There were a number of external factors acting on this film, and while Kinberg has claimed that the film was always planned as the end of the franchise and that Disney’s acquisition of Fox had no impact on the making of this film, there has been speculation to the contrary. This certainly feels like a much smaller film than X-Men: Apocalypse, its immediate predecessor in the mainline series of X-Men films. There is nothing wrong with a smaller X-Men film, and Logan proved how taking a more dramatic, less spectacle-driven approach can work within the larger framework of the franchise, but Logan this is not. At every turn, it feels like the filmmakers were settling for whatever they could manage, such that Dark Phoenix never touches the awe-inspiring grandeur of some of the previous entries in the series.

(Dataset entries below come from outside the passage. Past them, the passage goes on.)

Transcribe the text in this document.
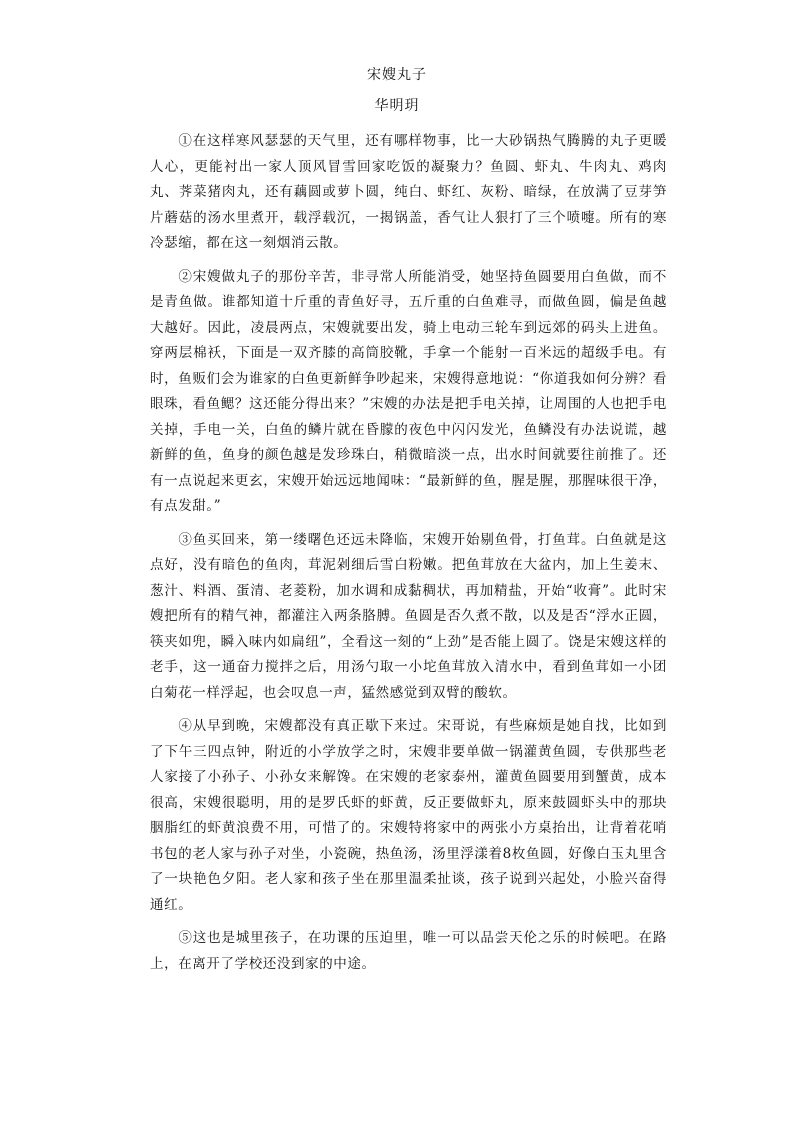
宋嫂丸子
华明玥

①在这样寒风瑟瑟的天气里，还有哪样物事，比一大砂锅热气腾腾的丸子更暖人心，更能衬出一家人顶风冒雪回家吃饭的凝聚力？鱼圆、虾丸、牛肉丸、鸡肉丸、荠菜猪肉丸，还有藕圆或萝卜圆，纯白、虾红、灰粉、暗绿，在放满了豆芽笋片蘑菇的汤水里煮开，载浮载沉，一揭锅盖，香气让人狠打了三个喷嚏。所有的寒冷瑟缩，都在这一刻烟消云散。

②宋嫂做丸子的那份辛苦，非寻常人所能消受，她坚持鱼圆要用白鱼做，而不是青鱼做。谁都知道十斤重的青鱼好寻，五斤重的白鱼难寻，而做鱼圆，偏是鱼越大越好。因此，凌晨两点，宋嫂就要出发，骑上电动三轮车到远郊的码头上进鱼。穿两层棉袄，下面是一双齐膝的高筒胶靴，手拿一个能射一百米远的超级手电。有时，鱼贩们会为谁家的白鱼更新鲜争吵起来，宋嫂得意地说：“你道我如何分辨？看眼珠，看鱼鳃？这还能分得出来？”宋嫂的办法是把手电关掉，让周围的人也把手电关掉，手电一关，白鱼的鳞片就在昏朦的夜色中闪闪发光，鱼鳞没有办法说谎，越新鲜的鱼，鱼身的颜色越是发珍珠白，稍微暗淡一点，出水时间就要往前推了。还有一点说起来更玄，宋嫂开始远远地闻味：“最新鲜的鱼，腥是腥，那腥味很干净，有点发甜。”

③鱼买回来，第一缕曙色还远未降临，宋嫂开始剔鱼骨，打鱼茸。白鱼就是这点好，没有暗色的鱼肉，茸泥剁细后雪白粉嫩。把鱼茸放在大盆内，加上生姜末、葱汁、料酒、蛋清、老菱粉，加水调和成黏稠状，再加精盐，开始“收膏”。此时宋嫂把所有的精气神，都灌注入两条胳膊。鱼圆是否久煮不散，以及是否“浮水正圆，筷夹如兜，瞬入味内如扁纽”，全看这一刻的“上劲”是否能上圆了。饶是宋嫂这样的老手，这一通奋力搅拌之后，用汤勺取一小坨鱼茸放入清水中，看到鱼茸如一小团白菊花一样浮起，也会叹息一声，猛然感觉到双臂的酸软。

④从早到晚，宋嫂都没有真正歇下来过。宋哥说，有些麻烦是她自找，比如到了下午三四点钟，附近的小学放学之时，宋嫂非要单做一锅灌黄鱼圆，专供那些老人家接了小孙子、小孙女来解馋。在宋嫂的老家泰州，灌黄鱼圆要用到蟹黄，成本很高，宋嫂很聪明，用的是罗氏虾的虾黄，反正要做虾丸，原来鼓圆虾头中的那块胭脂红的虾黄浪费不用，可惜了的。宋嫂特将家中的两张小方桌抬出，让背着花哨书包的老人家与孙子对坐，小瓷碗，热鱼汤，汤里浮漾着8枚鱼圆，好像白玉丸里含了一块艳色夕阳。老人家和孩子坐在那里温柔扯谈，孩子说到兴起处，小脸兴奋得通红。

⑤这也是城里孩子，在功课的压迫里，唯一可以品尝天伦之乐的时候吧。在路上，在离开了学校还没到家的中途。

In X-Men: The Last Stand, the Dark Phoenix storyline had to jostle for real estate with the Gifted plot. There is more room in this film to explore what happens to Jean Grey after the Dark Phoenix is unleashed, but nothing carries the intended emotional impact. Still, Sophie Turner does an excellent job of playing a character who manifests immense power, and it’s clear that she understands the central conflict of Jean Grey. While the movie doesn’t delve deep enough into Jean’s tortured psyche, this is far from Turner’s fault.

McAvoy and Fassbender have become as identified with Professor X and Magneto respectively as Patrick Stewart and Ian McKellen have. While it is good to see them return to play these characters one last time, the weight of the tumultuous and far-reaching relationship between the two characters is all but absent. Xavier has become more self-absorbed after mutants have become accepted by wider sections of the populace, but this is far from the most compelling work McAvoy has done as the character.

The X-Men franchise got a hold of Jennifer Lawrence before she truly hit the big time, and her role in the Hunger Games movies seems to have caused the franchise to treat the character as a hero, when she has typically been a villain. It appears that Lawrence cannot wait to leave this role behind and is the most checked out she’s ever been in this film.

The film’s villains are almost laughably generic. The D’Bari come off like aliens from The X-Files. This is the first time extra-terrestrial beings figure into the X-Men movie franchise, but their existence is treated as no big deal. Jessica Chastain, an actor who can be a force of nature in the right role, is wasted as a character with no discernible personality to speak of.

While the script seems to strain to give everyone something to do, many of the supporting mutants are just kind of there. Characters like Hank McCoy/Beast (Nicholas Hoult), Ororo Munroe/Storm (Alexandra Shipp), Scott Summers/Cyclops (Tye Sheridan) and Kurt Wagner/Nightcrawler (Kodi Smit McPhee) mainly seem to be in this movie because they were in the earlier movies. It’s a shame given that these actors are all visibly doing the best they can.

X-Men: Dark Phoenix is not quite the flaming train wreck that is its central action set-piece, but because it’s the last film in the series and because it’s being released about a month after Avengers: Endgame, it is a deeply underwhelming affair. X-Men Dark Phoenix is a movie that has the misfortune of being at the wrong place at the wrong time, becoming a disappointing send-off for a movie franchise that many have become attached to.